Winter looms, and at PMQs the Scottish nationalists were swift to exploit the darkness and the chill. ‘Dread,’ intoned Stephen Flynn, the SNP’s freakishly macabre leader in Westminster. ‘Their hearts fill with dread,’ he said.
Flynn was describing the inner lives of parents in Aberdeen as they contemplate the first snows of November. Their ‘dread’ arises from the knowledge that ‘they simply can’t afford to pay their energy bills,’ he explained. If Flynn played an executioner at the London Dungeon he wouldn’t need a face-mask. His natural expression does the job. He moved on to the children of Aberdeen who, he conceded, ‘were filled with delight’ at the prospect of snow. But the SNP exists to destroy ‘delight’ wherever it appears and to strike terror into the minds of the voters. A fearful electorate is a malleable electorate and the SNP makes no secret of its plan to scare Scotland witless. Flynn evidently believes that his constituents are dim enough to fall for this ploy and he asked Rishi Sunak to express ‘regret’ for leaving Scottish parents without financial help this winter.

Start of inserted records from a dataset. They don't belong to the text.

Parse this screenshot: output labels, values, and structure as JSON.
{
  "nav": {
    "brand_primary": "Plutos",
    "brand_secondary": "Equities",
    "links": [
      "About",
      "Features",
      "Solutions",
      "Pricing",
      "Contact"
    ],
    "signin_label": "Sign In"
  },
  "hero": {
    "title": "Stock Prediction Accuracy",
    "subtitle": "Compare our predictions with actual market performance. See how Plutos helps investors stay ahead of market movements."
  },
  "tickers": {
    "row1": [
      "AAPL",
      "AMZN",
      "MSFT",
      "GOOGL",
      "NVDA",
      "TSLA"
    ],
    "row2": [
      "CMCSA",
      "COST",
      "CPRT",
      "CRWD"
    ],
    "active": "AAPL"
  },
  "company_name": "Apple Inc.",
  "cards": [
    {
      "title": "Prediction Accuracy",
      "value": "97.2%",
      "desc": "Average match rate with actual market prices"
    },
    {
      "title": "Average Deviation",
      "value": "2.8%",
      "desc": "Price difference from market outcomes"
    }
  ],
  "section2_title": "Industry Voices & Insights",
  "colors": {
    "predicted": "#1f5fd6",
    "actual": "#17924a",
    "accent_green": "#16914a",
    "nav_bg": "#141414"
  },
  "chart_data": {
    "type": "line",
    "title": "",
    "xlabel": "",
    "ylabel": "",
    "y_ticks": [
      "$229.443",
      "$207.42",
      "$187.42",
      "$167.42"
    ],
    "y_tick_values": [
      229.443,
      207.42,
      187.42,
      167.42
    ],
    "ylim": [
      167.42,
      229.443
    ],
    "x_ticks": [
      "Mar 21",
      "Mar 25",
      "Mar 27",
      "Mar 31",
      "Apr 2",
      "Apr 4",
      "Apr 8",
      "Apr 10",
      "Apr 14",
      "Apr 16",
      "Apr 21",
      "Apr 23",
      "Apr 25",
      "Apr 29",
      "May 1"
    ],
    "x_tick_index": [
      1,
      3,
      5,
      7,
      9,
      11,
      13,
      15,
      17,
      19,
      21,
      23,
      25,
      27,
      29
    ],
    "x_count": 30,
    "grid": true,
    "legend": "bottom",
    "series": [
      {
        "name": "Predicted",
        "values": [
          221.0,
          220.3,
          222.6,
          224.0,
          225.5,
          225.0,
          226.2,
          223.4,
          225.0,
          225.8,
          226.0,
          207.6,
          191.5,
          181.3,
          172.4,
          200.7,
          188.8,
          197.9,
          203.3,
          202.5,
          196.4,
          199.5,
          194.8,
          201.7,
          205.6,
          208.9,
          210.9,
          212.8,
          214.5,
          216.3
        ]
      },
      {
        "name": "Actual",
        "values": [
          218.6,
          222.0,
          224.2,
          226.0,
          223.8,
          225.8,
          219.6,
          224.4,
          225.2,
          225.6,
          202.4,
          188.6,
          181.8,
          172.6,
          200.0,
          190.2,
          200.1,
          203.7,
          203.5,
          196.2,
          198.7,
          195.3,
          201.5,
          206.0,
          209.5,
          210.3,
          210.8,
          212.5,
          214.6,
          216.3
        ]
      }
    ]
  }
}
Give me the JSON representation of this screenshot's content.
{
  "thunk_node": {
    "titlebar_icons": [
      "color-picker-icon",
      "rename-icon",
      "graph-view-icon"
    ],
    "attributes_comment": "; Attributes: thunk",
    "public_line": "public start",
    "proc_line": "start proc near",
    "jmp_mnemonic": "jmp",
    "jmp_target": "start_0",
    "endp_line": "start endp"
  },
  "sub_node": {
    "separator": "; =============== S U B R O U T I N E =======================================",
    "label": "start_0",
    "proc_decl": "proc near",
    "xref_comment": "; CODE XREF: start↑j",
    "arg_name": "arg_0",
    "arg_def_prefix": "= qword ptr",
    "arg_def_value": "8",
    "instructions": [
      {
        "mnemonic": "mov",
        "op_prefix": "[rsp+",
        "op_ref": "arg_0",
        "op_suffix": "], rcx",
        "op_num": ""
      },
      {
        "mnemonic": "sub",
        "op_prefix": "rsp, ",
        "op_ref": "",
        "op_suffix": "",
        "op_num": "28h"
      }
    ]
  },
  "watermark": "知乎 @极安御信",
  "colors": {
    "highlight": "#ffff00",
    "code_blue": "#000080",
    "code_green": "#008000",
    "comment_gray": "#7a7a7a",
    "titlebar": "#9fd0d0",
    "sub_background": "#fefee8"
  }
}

‘It’s not right to say there’s no support,’ said Rishi, mildly swatting aside this monstrous whopper. The SNP’s killjoy crusade was seconded by Gavin Newlands who accused Westminster of abusing the Scottish people. He said that Scotland produces £14 billion worth of fuel but pays higher standing-charges than its southern neighbours. Worse still, English people compel the Scots to ‘turn their heating on earlier and off later.’ These evil southerners, he concluded, are happy to see Scotland ‘shivering in the dark this winter to subsidise the richest part of the UK.’
Sir Keir Starmer, picking up on the negative vibe, expressed his newfound dislike of foreigners. Especially foreigners with skills and trades. While describing the wreckage of the government’s immigration policy, he noted that bricklayers from overseas charge ‘£2,500 less than someone already here.’ And he claimed that engineers from abroad accept £6,000 less than locals with identical skills. Clearly this is Labour’s secret plan to win back the Red Wall: they’ll blame migrants for ‘stealing our jobs.’ Rishi countered by accusing Sir Keir of arranging a ‘secret back-room deal’ to bring in 100,000 extra fugitives from Europe. But that vast number, 100,000, now looks nugatory.
These evil southerners, he concluded, are happy to see Scotland ‘shivering in the dark this winter’
Sir John Hayes concurred with Sir Keir’s distaste for foreigners. The Tory MP described the arrival of 1.3 million migrants in the last two years as ‘a catastrophe’, and he said that his view was shared by everyone ‘apart from guilt-ridden bourgeois liberals and greed-driven globalists.’ Rishi thanked him ironically. ‘I’m glad to have his advice as ever.’ Since Sir John and Sir Keir are speaking with one voice on immigration they might start to campaign arm-in-arm.
Labour’s Tulip Siddiq tried to turn the session into an epoch-making crisis. Her aim was to embarrass Rishi and to force his resignation on the floor of the house. Sifting through the Covid inquiry transcripts, she’d stumbled on an incriminating quote from the chief medical officer which had been ascribed to the PM.
‘Just let people die and that’s OK.’
Siddiq seemed a little flustered by the historic nature of her question and started to ramble and rant at the Treasury bench.
‘How on earth did these people [the Tories] get the impression that he [the PM] was OK with people in our country dying?’
The Speaker had to pull her up. Over to Rishi. Always well-armed in his own defence, he quietly suggested his accuser was making it up.
‘The person she mentioned [the chief medical officer] confirms that he did not hear me say that. And that’s because I didn’t.’